Patricia glanced up at me, surprised. “I suppose we thought she’d be like my daddy. He took sixteen pills a day and needed a wheelchair his last two years, but he was still himself, right up to the end.” She pointed at her mother’s vanity, where a halo of photographs encircled the mirror: Hattie and a bald man about my age waving from a car beside Willie Brown; Hattie speaking through a bullhorn outside a factory while the same man—younger and with a full head of hair—stood to one side holding a picket sign; Hattie posing in front of the Victorian at a time when the paint looked fresh and new, while the man—middle-aged but sporty-looking despite the cane in his left hand—grinned up at her.
“So now you’re wondering how best to take care of your mother?” I asked.
Patricia nodded and looked across the room. Hattie sat on the sofa rapidly turning the curled pages of an old magazine.
Seeing Patricia’s profile, I realized she too was quite old, early seventies at least. (“Quite old,” Carly said that evening with a laugh. “Should I remind you of your own birth date?”)
“Sometimes,” I said to Patricia, “we can make an educated guess about what a person would have wanted based on their choices when they could make their own decisions. How did your mother handle her health? Did she go for regular checkups or just see a doctor when she got sick?”

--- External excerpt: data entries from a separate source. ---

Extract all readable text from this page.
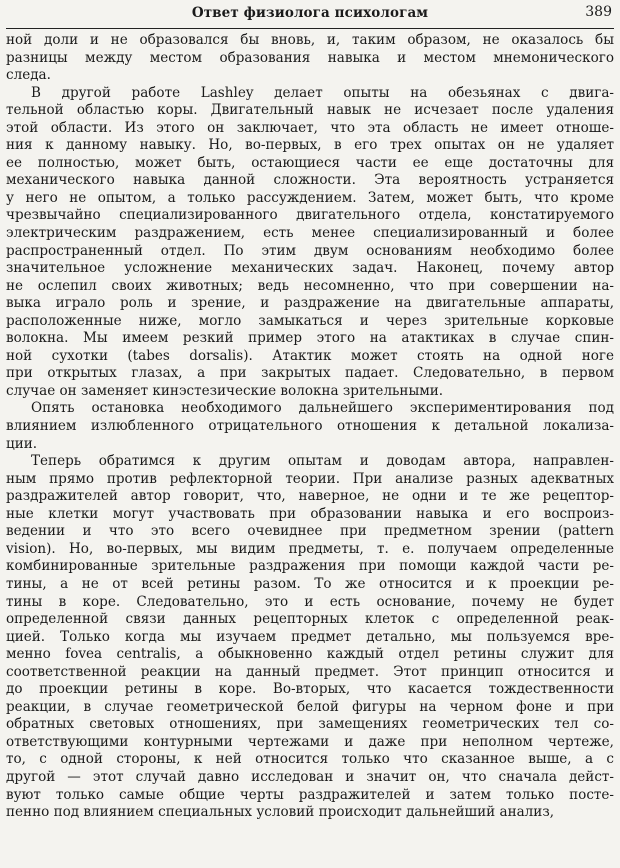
Ответ физиолога психологам	389
ной доли и не образовался бы вновь, и, таким образом, не оказалось бы
разницы между местом образования навыка и местом мнемонического
следа.
В другой работе Lashley делает опыты на обезьянах с двига-
тельной областью коры. Двигательный навык не исчезает после удаления
этой области. Из этого он заключает, что эта область не имеет отноше-
ния к данному навыку. Но, во-первых, в его трех опытах он не удаляет
ее полностью, может быть, остающиеся части ее еще достаточны для
механического навыка данной сложности. Эта вероятность устраняется
у него не опытом, а только рассуждением. Затем, может быть, что кроме
чрезвычайно специализированного двигательного отдела, констатируемого
электрическим раздражением, есть менее специализированный и более
распространенный отдел. По этим двум основаниям необходимо более
значительное усложнение механических задач. Наконец, почему автор
не ослепил своих животных; ведь несомненно, что при совершении на-
выка играло роль и зрение, и раздражение на двигательные аппараты,
расположенные ниже, могло замыкаться и через зрительные корковые
волокна. Мы имеем резкий пример этого на атактиках в случае спин-
ной сухотки (tabes dorsalis). Атактик может стоять на одной ноге
при открытых глазах, а при закрытых падает. Следовательно, в первом
случае он заменяет кинэстезические волокна зрительными.
Опять остановка необходимого дальнейшего экспериментирования под
влиянием излюбленного отрицательного отношения к детальной локализа-
ции.
Теперь обратимся к другим опытам и доводам автора, направлен-
ным прямо против рефлекторной теории. При анализе разных адекватных
раздражителей автор говорит, что, наверное, не одни и те же рецептор-
ные клетки могут участвовать при образовании навыка и его воспроиз-
ведении и что это всего очевиднее при предметном зрении (pattern
vision). Но, во-первых, мы видим предметы, т. е. получаем определенные
комбинированные зрительные раздражения при помощи каждой части ре-
тины, а не от всей ретины разом. То же относится и к проекции ре-
тины в коре. Следовательно, это и есть основание, почему не будет
определенной связи данных рецепторных клеток с определенной реак-
цией. Только когда мы изучаем предмет детально, мы пользуемся вре-
менно fovea centralis, а обыкновенно каждый отдел ретины служит для
соответственной реакции на данный предмет. Этот принцип относится и
до проекции ретины в коре. Во-вторых, что касается тождественности
реакции, в случае геометрической белой фигуры на черном фоне и при
обратных световых отношениях, при замещениях геометрических тел со-
ответствующими контурными чертежами и даже при неполном чертеже,
то, с одной стороны, к ней относится только что сказанное выше, а с
другой — этот случай давно исследован и значит он, что сначала дейст-
вуют только самые общие черты раздражителей и затем только посте-
пенно под влиянием специальных условий происходит дальнейший анализ,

Patricia threw back her head and hooted. “Mother never did care for doctors, said they were always thinking they knew best and how could some stranger who saw you once or twice a year know what was best?” She smiled. “No offense, Dr. Westphall.”
The tone of her apology concerned me. It was the over
ly accommodating tone of a caregiver pretending that she wasn’t exhausted and angry and utterly convinced that there wasn’t anything that could be done to improve her situation.
“But your mother did see someone occasionally?”
“Not unless I dragged her. And that never did any good anyhow, because she’d just refuse the mammogram or Pap smear or whatever else they wanted to give her.”
That morning, I spent more time with daughter than with mother. We talked of Hattie’s weight loss and her incontinence and how hard she fought when Patricia tried to clean her up. And then we discussed what could be done and what couldn’t, what should be done and what shouldn’t. When I proposed a fairly conservative approach to Hattie’s care, Patricia said, “Whatever you think, doctor. You’re the expert, not me.”